In deze zaak heeft het Gerechtshof 's-Hertogenbosch op 17 oktober 2013 uitspraak gedaan in het hoger beroep van de heer [belanghebbende], wonende te Thailand, tegen de uitspraak van de Rechtbank Breda van 27 september 2012. De Rechtbank had het beroep van belanghebbende gegrond verklaard, maar het bezwaar tegen de nihil aanslag inkomstenbelasting ongegrond verklaard wegens gebrek aan belang. Belanghebbende had een aanslag in de inkomstenbelasting/premie volksverzekeringen opgelegd gekregen voor het jaar 2009, conform zijn aangifte met een belastbaar inkomen van € 0. De Inspecteur had de aanslag gehandhaafd, wat leidde tot het beroep bij de Rechtbank. De Rechtbank oordeelde dat belanghebbende door het bezwaar tegen de nihil aanslag niet in een gunstigere positie kon komen, waardoor het bezwaar kennelijk niet-ontvankelijk was.
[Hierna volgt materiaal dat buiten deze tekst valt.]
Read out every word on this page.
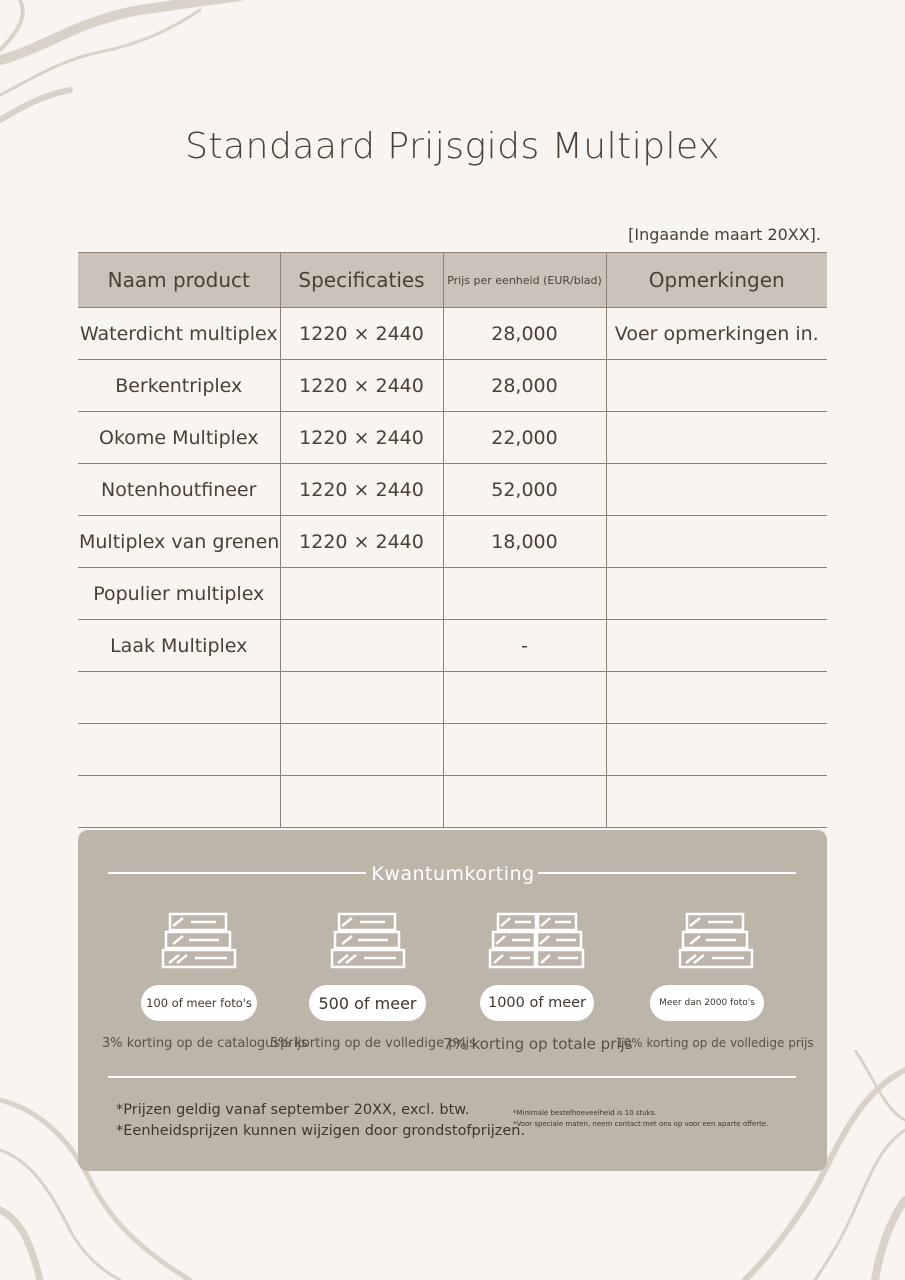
Standaard Prijsgids Multiplex
[Ingaande maart 20XX].
Naam product	Specificaties	Prijs per eenheid (EUR/blad)	Opmerkingen
Waterdicht multiplex	1220 × 2440	28,000	Voer opmerkingen in.
Berkentriplex	1220 × 2440	28,000	
Okome Multiplex	1220 × 2440	22,000	
Notenhoutfineer	1220 × 2440	52,000	
Multiplex van grenen	1220 × 2440	18,000	
Populier multiplex			
Laak Multiplex		-	

Kwantumkorting
100 of meer foto's	500 of meer	1000 of meer	Meer dan 2000 foto's
3% korting op de catalogusprijs
5% korting op de volledige prijs
7% korting op totale prijs
10% korting op de volledige prijs
*Prijzen geldig vanaf september 20XX, excl. btw.
*Eenheidsprijzen kunnen wijzigen door grondstofprijzen.
*Minimale bestelhoeveelheid is 10 stuks.
*Voor speciale maten, neem contact met ons op voor een aparte offerte.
In hoger beroep heeft belanghebbende geen zelfstandige gronden aangevoerd en concludeert hij tot gegrondverklaring van het hoger beroep. De Inspecteur daarentegen concludeert tot ongegrondverklaring van het hoger beroep en bevestiging van de uitspraak van de Rechtbank. Het Hof heeft vastgesteld dat de Rechtbank op goede gronden heeft geoordeeld dat er geen dwangsom verschuldigd is, omdat het bezwaar kennelijk niet-ontvankelijk was. Het Hof bevestigt de uitspraak van de Rechtbank en oordeelt dat er geen redenen zijn om het door belanghebbende betaalde griffierecht te vergoeden.
De beslissing van het Hof is dat het hoger beroep ongegrond is en de uitspraak van de Rechtbank wordt bevestigd. Beide partijen hebben de mogelijkheid om binnen zes weken na de verzenddatum beroep in cassatie in te stellen bij de Hoge Raad der Nederlanden.